Retail prescription drug spending grew 36% over the four-year period ended Dec. 31, 2016, but out-of-pocket spending for health plan enrollees remained steady, according to a recent study by the Pew Charitable Trusts.

The study, “The Prescription Drug Landscape, Explored,” found that patients are covering the lion’s share of the cost through higher premium outlays, while large pharmacy benefit managers are passing on a larger portion of the manufacturer rebates they receive to insurance plans.

The study found health plan enrollees have largely been sheltered from rapidly rising drug costs due to:

  • More of the health insurance premium being dedicated to pharmacy benefits. The percentage of health insurance premiums allocated to pharmacy benefits increased to 16.5% in 2016 from 12.8% in 2012.
  • Policies that cap out-of-pocket expenses.
  • Cost-sharing assistance from manufacturers (like Medicare Part D coverage gap discounts and copay coupons).

Overall health retail prescription drug spending grew to $341 billion in 2016 from $250.7 billion in 2012. Here’s who spent what:

Patients: $103.8 billion – This includes the percentage of the premium they pay that goes towards drug benefits, in addition to out-of-pocket spending.

Employers: $97.5 billion – The premiums that employers pay that go towards drug benefits.

Government: $139.8 billion – This is both federal and state spending on retail drug coverage through Medicare Part D, Medicaid fee-for-service, and the share of premiums for retail drug coverage in Medicaid managed care.

Employers have grown increasingly concerned by the rapidly increasing cost of medications and the effect on the premiums they and their employees pay.

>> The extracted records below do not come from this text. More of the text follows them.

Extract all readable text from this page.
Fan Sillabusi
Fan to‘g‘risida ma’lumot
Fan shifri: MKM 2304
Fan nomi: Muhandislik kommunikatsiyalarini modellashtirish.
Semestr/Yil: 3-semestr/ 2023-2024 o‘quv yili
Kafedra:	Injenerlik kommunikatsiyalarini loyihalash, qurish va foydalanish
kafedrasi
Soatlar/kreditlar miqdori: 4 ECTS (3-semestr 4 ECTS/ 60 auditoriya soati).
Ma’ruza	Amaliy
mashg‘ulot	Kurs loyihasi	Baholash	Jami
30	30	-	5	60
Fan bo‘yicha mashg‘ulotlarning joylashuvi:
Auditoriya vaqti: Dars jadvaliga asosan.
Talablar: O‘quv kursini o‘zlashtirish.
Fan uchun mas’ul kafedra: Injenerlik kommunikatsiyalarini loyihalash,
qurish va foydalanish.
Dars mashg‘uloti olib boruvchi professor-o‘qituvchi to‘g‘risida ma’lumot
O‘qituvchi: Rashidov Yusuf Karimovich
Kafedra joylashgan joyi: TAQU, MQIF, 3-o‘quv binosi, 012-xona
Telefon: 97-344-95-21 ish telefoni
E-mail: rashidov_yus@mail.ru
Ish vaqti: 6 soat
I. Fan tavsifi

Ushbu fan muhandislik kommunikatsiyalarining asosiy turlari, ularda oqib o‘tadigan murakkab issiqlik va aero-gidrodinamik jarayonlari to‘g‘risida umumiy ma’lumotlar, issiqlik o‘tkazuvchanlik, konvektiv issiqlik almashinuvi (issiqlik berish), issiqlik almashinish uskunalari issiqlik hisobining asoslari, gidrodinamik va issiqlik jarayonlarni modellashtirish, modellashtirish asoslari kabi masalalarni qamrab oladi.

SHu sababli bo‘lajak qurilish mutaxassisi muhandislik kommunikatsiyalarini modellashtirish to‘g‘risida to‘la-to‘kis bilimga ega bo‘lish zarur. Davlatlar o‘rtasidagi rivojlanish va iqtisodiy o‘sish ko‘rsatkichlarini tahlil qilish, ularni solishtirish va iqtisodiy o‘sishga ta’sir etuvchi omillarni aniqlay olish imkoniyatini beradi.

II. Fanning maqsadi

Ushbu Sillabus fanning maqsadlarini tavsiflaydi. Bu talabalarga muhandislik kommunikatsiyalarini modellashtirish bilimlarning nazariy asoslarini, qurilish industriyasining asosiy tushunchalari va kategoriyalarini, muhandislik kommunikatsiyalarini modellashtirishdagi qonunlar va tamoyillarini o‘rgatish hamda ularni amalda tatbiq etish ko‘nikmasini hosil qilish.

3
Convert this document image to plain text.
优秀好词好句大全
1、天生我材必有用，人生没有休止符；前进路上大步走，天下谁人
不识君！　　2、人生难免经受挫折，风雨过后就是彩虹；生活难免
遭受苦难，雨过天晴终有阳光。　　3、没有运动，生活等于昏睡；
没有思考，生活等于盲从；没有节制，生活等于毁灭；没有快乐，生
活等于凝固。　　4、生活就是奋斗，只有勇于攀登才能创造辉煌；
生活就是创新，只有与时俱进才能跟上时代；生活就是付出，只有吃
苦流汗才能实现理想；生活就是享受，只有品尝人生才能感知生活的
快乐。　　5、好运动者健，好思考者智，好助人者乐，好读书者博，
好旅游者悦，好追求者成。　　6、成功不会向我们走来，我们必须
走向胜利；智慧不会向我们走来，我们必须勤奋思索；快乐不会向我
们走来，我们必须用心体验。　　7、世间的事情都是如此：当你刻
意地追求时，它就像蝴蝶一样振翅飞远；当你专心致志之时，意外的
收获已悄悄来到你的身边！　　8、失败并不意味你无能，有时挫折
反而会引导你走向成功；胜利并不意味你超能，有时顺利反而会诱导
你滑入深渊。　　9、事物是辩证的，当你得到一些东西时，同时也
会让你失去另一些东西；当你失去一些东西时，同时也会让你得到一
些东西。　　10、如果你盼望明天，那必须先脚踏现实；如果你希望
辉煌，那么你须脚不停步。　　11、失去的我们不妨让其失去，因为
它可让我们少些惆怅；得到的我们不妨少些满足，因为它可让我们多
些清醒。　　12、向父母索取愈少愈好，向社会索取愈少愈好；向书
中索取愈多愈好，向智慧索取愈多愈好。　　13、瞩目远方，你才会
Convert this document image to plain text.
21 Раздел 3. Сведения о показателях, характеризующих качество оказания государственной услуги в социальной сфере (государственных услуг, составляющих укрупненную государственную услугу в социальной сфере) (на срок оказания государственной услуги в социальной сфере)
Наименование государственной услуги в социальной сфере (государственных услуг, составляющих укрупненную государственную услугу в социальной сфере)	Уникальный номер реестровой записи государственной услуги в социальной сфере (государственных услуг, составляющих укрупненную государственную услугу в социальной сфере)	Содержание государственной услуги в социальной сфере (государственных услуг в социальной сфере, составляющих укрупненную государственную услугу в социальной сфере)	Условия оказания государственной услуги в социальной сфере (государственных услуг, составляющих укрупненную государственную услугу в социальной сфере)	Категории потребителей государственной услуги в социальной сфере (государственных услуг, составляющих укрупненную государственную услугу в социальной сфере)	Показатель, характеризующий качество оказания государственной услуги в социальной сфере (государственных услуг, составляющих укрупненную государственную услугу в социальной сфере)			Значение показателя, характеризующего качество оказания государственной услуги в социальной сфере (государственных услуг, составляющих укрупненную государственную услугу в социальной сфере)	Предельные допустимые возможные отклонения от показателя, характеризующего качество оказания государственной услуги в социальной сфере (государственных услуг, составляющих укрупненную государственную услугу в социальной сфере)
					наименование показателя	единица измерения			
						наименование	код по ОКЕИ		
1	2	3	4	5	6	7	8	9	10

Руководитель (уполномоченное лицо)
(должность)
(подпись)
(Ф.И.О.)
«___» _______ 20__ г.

The National Business Group on Health in 2018 surveyed 170 large employers and found that:

  • 14% said the pricing and rebate system needed to be more transparent,
  • 35% said rebates needed to be reduced,
  • 50% said the pharmaceutical supply chain was inefficient and too complex and needed to be overhauled and simplified.
  • 56% said rebates were not an effective tool for helping drive down costs.
  • 53% said rebates did not benefit customers at the point of sale.

Tackling drug costs

The National Business Group study also looked at what employers are doing to combat drug costs, including:

  • Adopting recently developed capability by pharmacy benefit managers to pull rebates forward at the point-of-sale to benefit consumers.
  • Implementing point-of-sale rebates to benefit the enrollees.
  • Educating employees about the value of buying generic, so they can save money for you and themselves. According to the Federal Drug Administration, generic medications save more than $150 billion annually.
  • Half-tablet programs – These programs aim to reduce the number of tablets participants consume, while still receiving the same strength of medication. For instance, individuals might need 15 milligrams of a daily medication, so they receive a prescription for 30 tablets. With the half-tablet program, individuals would receive a prescription for 15 tablets, with 30mg strength each.
    Instead of taking one daily, they would only take half of a tablet. Despite the higher-strength pills, participants in this program only pay half of their usual prescription copay because they are receiving half the number of tablets. Likewise, individuals who pay coinsurance would be paying a smaller percentage for fewer tablets.